The maelstrom tore at me, shredding my mind and my will with the stinging claws of fear, but I held on. Clung to my memories and my certainty that after all we’d been through, no poison, no assassin’s blade, was going to take him from me.

I had no idea how long we stood there, locked together, grappling with that unseen enemy. It could have been mere minutes, hours, or even days. But eventually my power began to ebb. My strength began to fail. I knew my knees were about to buckle, and I still could not tell if I’d done enough.

“Callum. Can you hear me?” I gripped his shirt collar like a lifeline—the only thing holding me up. “Do you know who I am?”

I felt his chest rising and falling beneath my hands, as if he’d run a thousand miles to reach this point. Felt his hand squeeze my waist, and then…

The storm died.

The winds were cut off.

Everything that raged at his heart suddenly went silent, and I heard a hoarse whisper.

“Raine.”

Tears erupted and ran down my face, unchecked.

“Yes. It’s me.”

He collapsed—dropped to his knees and slumped over, catching himself with one hand, while the other wrapped around me to keep me from falling.

For a moment we hovered there. I was resting on his forearm, barely holding my own head up as I reached out to tilt his face towards mine. Waiting for those gorgeous amber eyes to open, while searching for any sign that he was going to be okay.

“Callum?”

He nodded, but slowly, as if every motion hurt. His eyes finally opened. He was still breathing hard, but with a sense of release. And then he looked at me.

There was no glow of magic in those amber depths. Not even a spark of power. Only a deep well of recognition and a sense of connection so profound that I nearly gasped aloud.

And yet, there was no smile on his lips, no hope on his face. Only a sort of lost emptiness.

“Callum, what’s wrong? Are you still in pain?”

He clenched me to him suddenly, pulling me to his chest and tucking his face into my shoulder, his arms shaking as he held me.

“You’re real,” he whispered. “You’re really real this time.”

“Of course I’m real.” I gave in to temptation and touched his hair, running my fingers through the disorderly auburn strands with fierce relief. “And I’m not going anywhere. Callum, I’ve fully accepted our bond.”

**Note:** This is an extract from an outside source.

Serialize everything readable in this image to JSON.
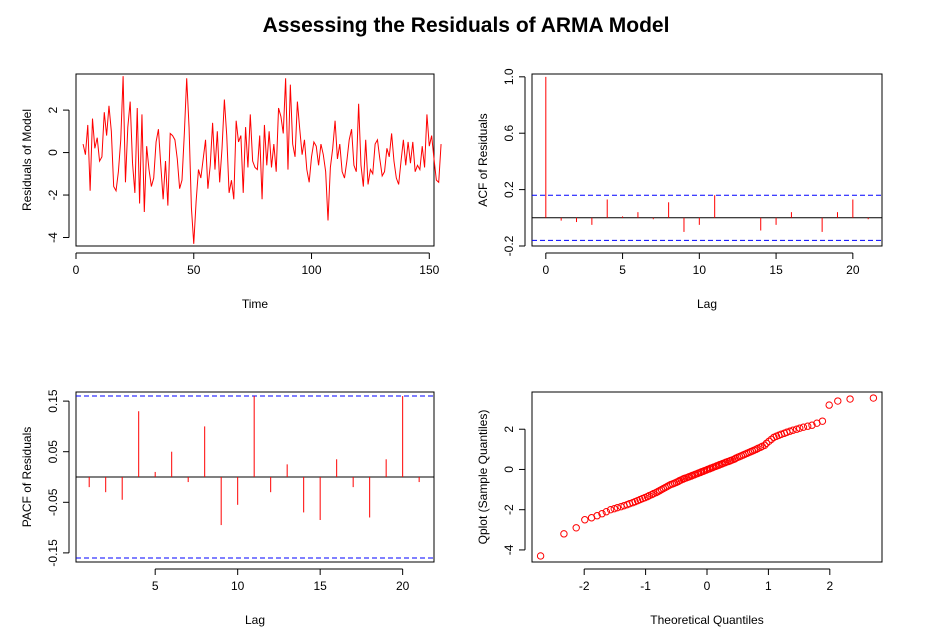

He didn’t react at all. Not with excitement, not with relief, only a quiet sort of despair.

“What is it?” I pulled back, took his face between my hands and forced him to look at me. “You’re scaring me, Callum. What is it?”

His eyes fluttered closed. “I can’t feel you,” he said hoarsely. “I can’t feel anything. The bond, the dragon… all of my magic and my connections to my people and my family. They’re just gone.”